LLM generates question: “What’s your DOB?”

Twilio calls, gTTS speaks, SpeechRecognition transcribes response.

LLM prompt: “ID DOB: 01/01/1990. Response: ‘January 1, 1990.’ Match?”

Output: Verification status (e.g., “Verified”).

Next Step: Update Main Agent’s decision.

Workflow Manager

Purpose: Coordinate agents and manage LLM prompts/responses.

Tool: Celery (task queue) with Redis, calling LLM API (e.g., xAI Grok API).

Process:

Queue tasks with tailored prompts.

Parse LLM outputs (JSON format) for next steps.

Decision Output Layer

Purpose: Store and communicate results.

Components:

Database (e.g., MongoDB for JSON responses).

Notification service (e.g., smtplib for email).

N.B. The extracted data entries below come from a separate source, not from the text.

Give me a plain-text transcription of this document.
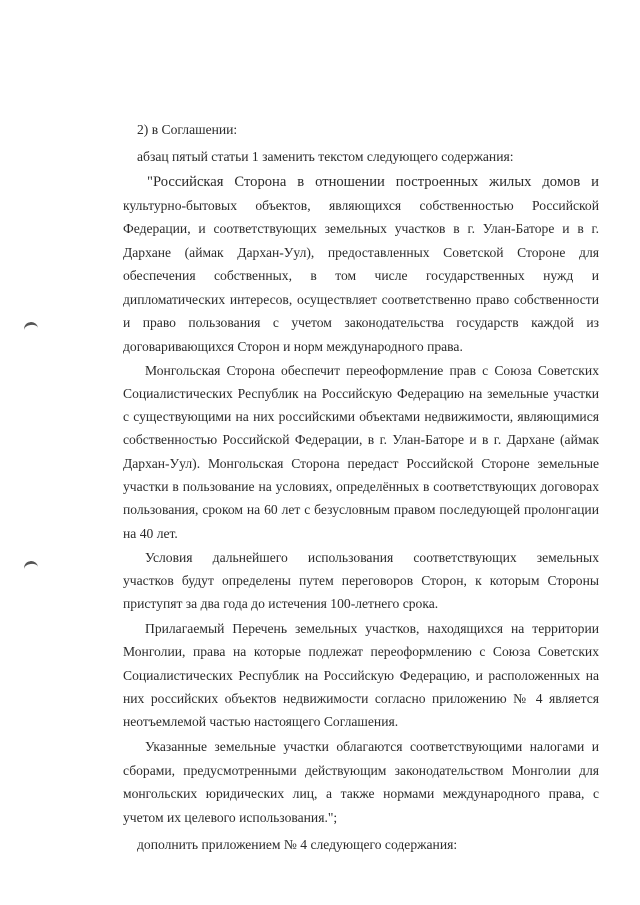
2) в Соглашении:
абзац пятый статьи 1 заменить текстом следующего содержания:
"Российская Сторона в отношении построенных жилых домов и
культурно-бытовых объектов, являющихся собственностью Российской
Федерации, и соответствующих земельных участков в г. Улан-Баторе и в г.
Дархане (аймак Дархан-Уул), предоставленных Советской Стороне для
обеспечения собственных, в том числе государственных нужд и
дипломатических интересов, осуществляет соответственно право собственности
и право пользования с учетом законодательства государств каждой из
договаривающихся Сторон и норм международного права.
Монгольская Сторона обеспечит переоформление прав с Союза Советских
Социалистических Республик на Российскую Федерацию на земельные участки
с существующими на них российскими объектами недвижимости, являющимися
собственностью Российской Федерации, в г. Улан-Баторе и в г. Дархане (аймак
Дархан-Уул). Монгольская Сторона передаст Российской Стороне земельные
участки в пользование на условиях, определённых в соответствующих договорах
пользования, сроком на 60 лет с безусловным правом последующей пролонгации
на 40 лет.
Условия дальнейшего использования соответствующих земельных
участков будут определены путем переговоров Сторон, к которым Стороны
приступят за два года до истечения 100-летнего срока.
Прилагаемый Перечень земельных участков, находящихся на территории
Монголии, права на которые подлежат переоформлению с Союза Советских
Социалистических Республик на Российскую Федерацию, и расположенных на
них российских объектов недвижимости согласно приложению № 4 является
неотъемлемой частью настоящего Соглашения.
Указанные земельные участки облагаются соответствующими налогами и
сборами, предусмотренными действующим законодательством Монголии для
монгольских юридических лиц, а также нормами международного права, с
учетом их целевого использования.";
дополнить приложением № 4 следующего содержания:
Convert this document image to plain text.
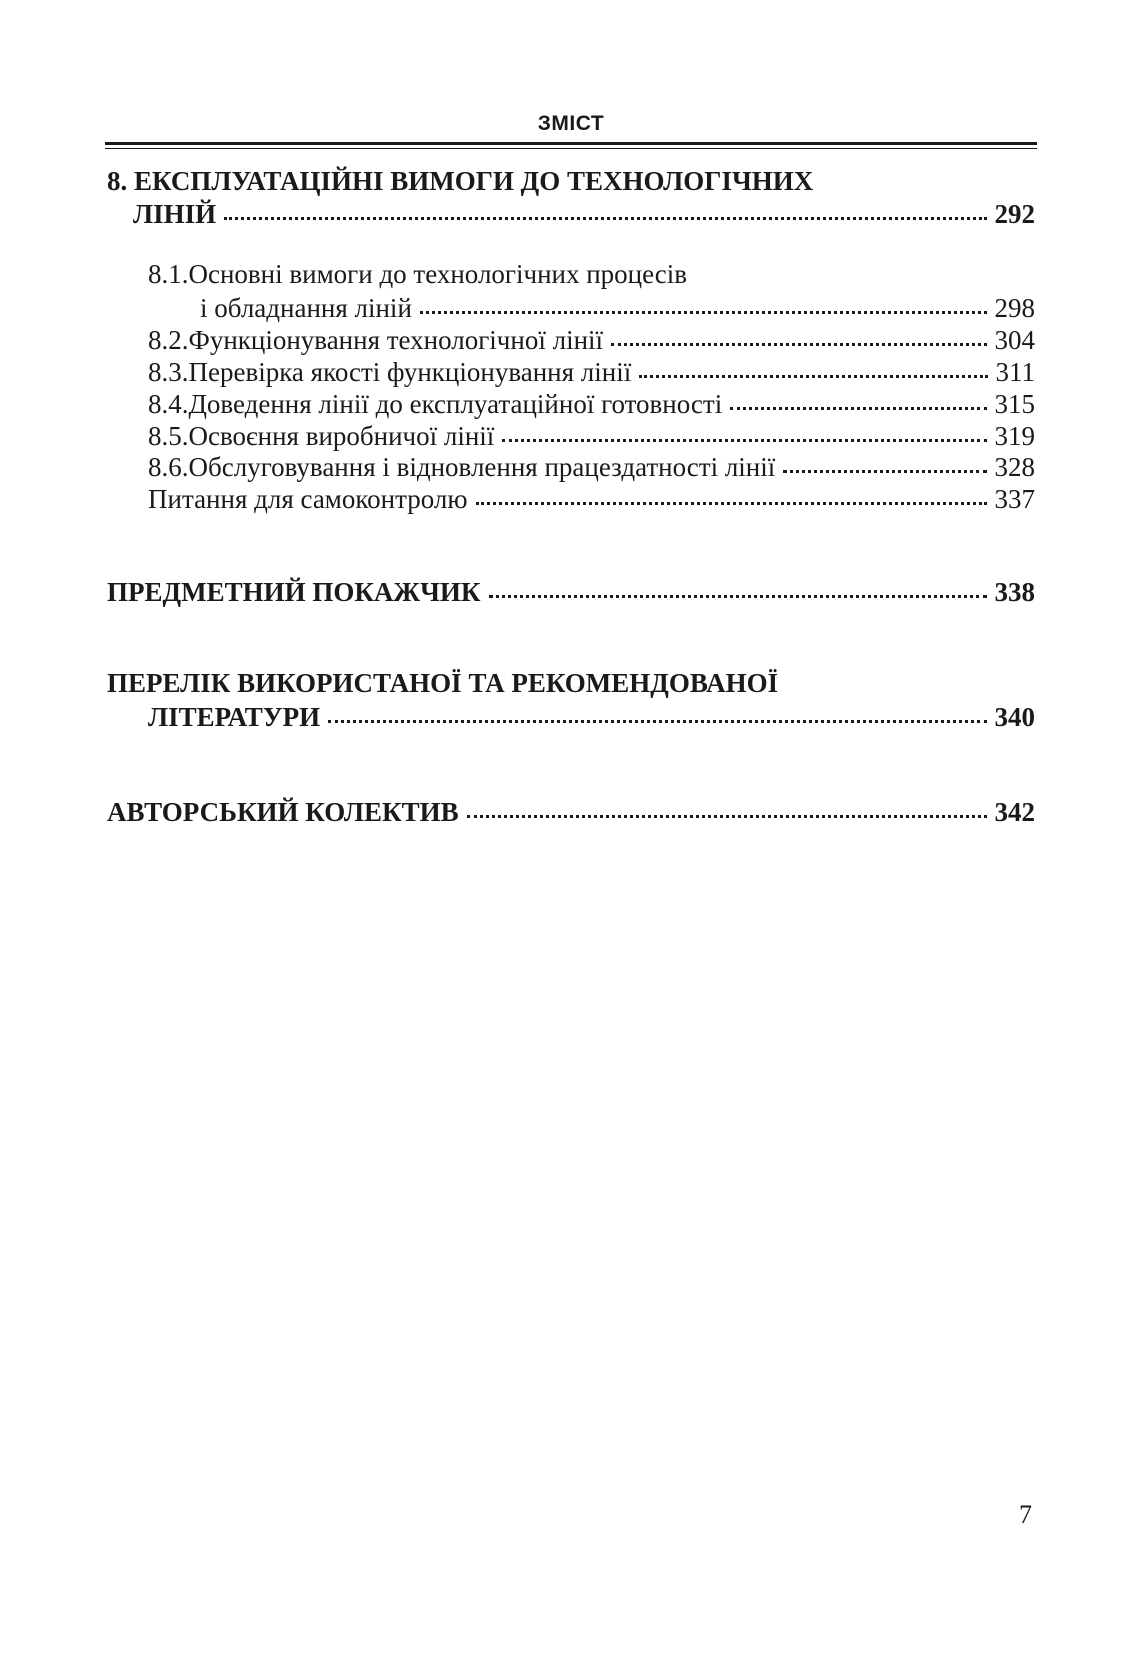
ЗМІСТ
8. ЕКСПЛУАТАЦІЙНІ ВИМОГИ ДО ТЕХНОЛОГІЧНИХ
ЛІНІЙ	292
8.1. Основні вимоги до технологічних процесів
і обладнання ліній	298
8.2. Функціонування технологічної лінії	304
8.3. Перевірка якості функціонування лінії	311
8.4. Доведення лінії до експлуатаційної готовності	315
8.5. Освоєння виробничої лінії	319
8.6. Обслуговування і відновлення працездатності лінії	328
Питання для самоконтролю	337
ПРЕДМЕТНИЙ ПОКАЖЧИК	338
ПЕРЕЛІК ВИКОРИСТАНОЇ ТА РЕКОМЕНДОВАНОЇ
ЛІТЕРАТУРИ	340
АВТОРСЬКИЙ КОЛЕКТИВ	342
7
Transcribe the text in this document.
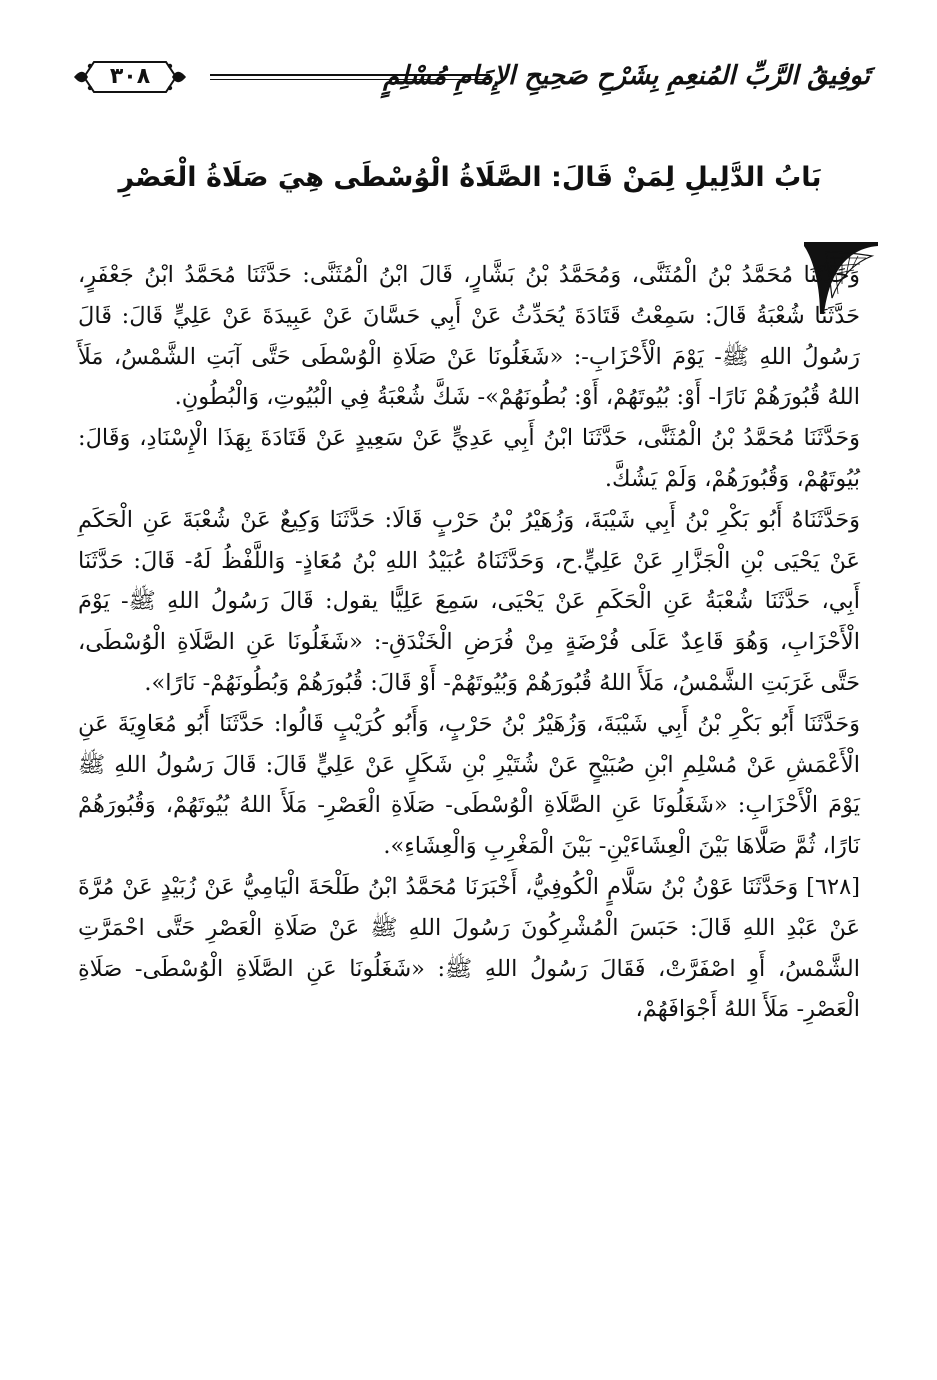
تَوفِيقُ الرَّبِّ المُنعِمِ بِشَرْحِ صَحِيحِ الإِمَامِ مُسْلِمٍ
٣٠٨
بَابُ الدَّلِيلِ لِمَنْ قَالَ: الصَّلَاةُ الْوُسْطَى هِيَ صَلَاةُ الْعَصْرِ

وَحَدَّثَنَا مُحَمَّدُ بْنُ الْمُثَنَّى، وَمُحَمَّدُ بْنُ بَشَّارٍ، قَالَ ابْنُ الْمُثَنَّى: حَدَّثَنَا مُحَمَّدُ ابْنُ جَعْفَرٍ، حَدَّثَنَا شُعْبَةُ قَالَ: سَمِعْتُ قَتَادَةَ يُحَدِّثُ عَنْ أَبِي حَسَّانَ عَنْ عَبِيدَةَ عَنْ عَلِيٍّ قَالَ: قَالَ رَسُولُ اللهِ ﷺ- يَوْمَ الْأَحْزَابِ-: «شَغَلُونَا عَنْ صَلَاةِ الْوُسْطَى حَتَّى آبَتِ الشَّمْسُ، مَلَأَ اللهُ قُبُورَهُمْ نَارًا- أَوْ: بُيُوتَهُمْ، أَوْ: بُطُونَهُمْ»- شَكَّ شُعْبَةُ فِي الْبُيُوتِ، وَالْبُطُونِ.

وَحَدَّثَنَا مُحَمَّدُ بْنُ الْمُثَنَّى، حَدَّثَنَا ابْنُ أَبِي عَدِيٍّ عَنْ سَعِيدٍ عَنْ قَتَادَةَ بِهَذَا الْإِسْنَادِ، وَقَالَ: بُيُوتَهُمْ، وَقُبُورَهُمْ، وَلَمْ يَشُكَّ.

وَحَدَّثَنَاهُ أَبُو بَكْرِ بْنُ أَبِي شَيْبَةَ، وَزُهَيْرُ بْنُ حَرْبٍ قَالَا: حَدَّثَنَا وَكِيعٌ عَنْ شُعْبَةَ عَنِ الْحَكَمِ عَنْ يَحْيَى بْنِ الْجَزَّارِ عَنْ عَلِيٍّ.ح، وَحَدَّثَنَاهُ عُبَيْدُ اللهِ بْنُ مُعَاذٍ- وَاللَّفْظُ لَهُ- قَالَ: حَدَّثَنَا أَبِي، حَدَّثَنَا شُعْبَةُ عَنِ الْحَكَمِ عَنْ يَحْيَى، سَمِعَ عَلِيًّا يقول: قَالَ رَسُولُ اللهِ ﷺ- يَوْمَ الْأَحْزَابِ، وَهُوَ قَاعِدٌ عَلَى فُرْضَةٍ مِنْ فُرَضِ الْخَنْدَقِ-: «شَغَلُونَا عَنِ الصَّلَاةِ الْوُسْطَى، حَتَّى غَرَبَتِ الشَّمْسُ، مَلَأَ اللهُ قُبُورَهُمْ وَبُيُوتَهُمْ- أَوْ قَالَ: قُبُورَهُمْ وَبُطُونَهُمْ- نَارًا».

وَحَدَّثَنَا أَبُو بَكْرِ بْنُ أَبِي شَيْبَةَ، وَزُهَيْرُ بْنُ حَرْبٍ، وَأَبُو كُرَيْبٍ قَالُوا: حَدَّثَنَا أَبُو مُعَاوِيَةَ عَنِ الْأَعْمَشِ عَنْ مُسْلِمِ ابْنِ صُبَيْحٍ عَنْ شُتَيْرِ بْنِ شَكَلٍ عَنْ عَلِيٍّ قَالَ: قَالَ رَسُولُ اللهِ ﷺ يَوْمَ الْأَحْزَابِ: «شَغَلُونَا عَنِ الصَّلَاةِ الْوُسْطَى- صَلَاةِ الْعَصْرِ- مَلَأَ اللهُ بُيُوتَهُمْ، وَقُبُورَهُمْ نَارًا، ثُمَّ صَلَّاهَا بَيْنَ الْعِشَاءَيْنِ- بَيْنَ الْمَغْرِبِ وَالْعِشَاءِ».

[٦٢٨] وَحَدَّثَنَا عَوْنُ بْنُ سَلَّامٍ الْكُوفِيُّ، أَخْبَرَنَا مُحَمَّدُ ابْنُ طَلْحَةَ الْيَامِيُّ عَنْ زُبَيْدٍ عَنْ مُرَّةَ عَنْ عَبْدِ اللهِ قَالَ: حَبَسَ الْمُشْرِكُونَ رَسُولَ اللهِ ﷺ عَنْ صَلَاةِ الْعَصْرِ حَتَّى احْمَرَّتِ الشَّمْسُ، أَوِ اصْفَرَّتْ، فَقَالَ رَسُولُ اللهِ ﷺ: «شَغَلُونَا عَنِ الصَّلَاةِ الْوُسْطَى- صَلَاةِ الْعَصْرِ- مَلَأَ اللهُ أَجْوَافَهُمْ،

Example Implementation Snippet

import requests
from twilio.rest import Client
import speech_recognition as sr
from gtts import gTTS

# LLM API call (e.g., xAI Grok API)
def llm_infer(prompt):
    response = requests.post("https://api.xai.com/infer", json={"prompt": prompt, "model": "grok"})
    return response.json()["output"]

# Main Agent Decision Example
data = {
    "identity_score": 0.9,
    "doc_verdict": "Genuine",
    "financial_consistency": "Yes",
    "risk": "Low"
}
prompt = f"Data: {data}. Rules: score > 0.8 = approve, risk > Medium = decline. Decide: approve, decline, escalate."
decision = llm_infer(prompt)
print(f"Decision: {decision}")

# Agent 6: Voice Verification
def verify_customer(phone):
    question = llm_infer("Generate a verification question about DOB.")
    tts = gTTS(question)
    tts.save("question.mp3")
    client = Client("TWILIO_SID", "TWILIO_TOKEN")
    call = client.calls.create(to=phone, from_="YOUR_NUMBER", url="http://yourserver.com/question.mp3")
    recognizer = sr.Recognizer()
    with sr.AudioFile("response.wav") as source:  # Assume response recorded
        audio = recognizer.record(source)
    response = recognizer.recognize_google(audio)
    verification = llm_infer(f"ID DOB: 01/01/1990. Response: '{response}'. Match?")
    return verification

print(verify_customer("+1234567890"))

Deployment Considerations

  • LLM Hosting: Use a hosted LLM (e.g., Grok via xAI API) or deploy locally with transformers (e.g., LLaMA).
  • Infrastructure: Dockerized agents on Kubernetes, with an API gateway (e.g., FastAPI) for LLM calls.
  • Monitoring: Track latency and accuracy with Prometheus and Grafana.
  • Security: Encrypt prompts/responses with cryptography.
  • Scalability: Rate-limit LLM API calls and cache frequent prompts with Redis.

Conclusion

This LLM-powered design leverages inferencing for all agent tasks, from identity checks to voice verification, minimizing traditional ML complexity. As of March 2025, it offers flexibility and human-like reasoning, though it requires robust prompt engineering, high-quality data, and ethical oversight to ensure fairness and compliance.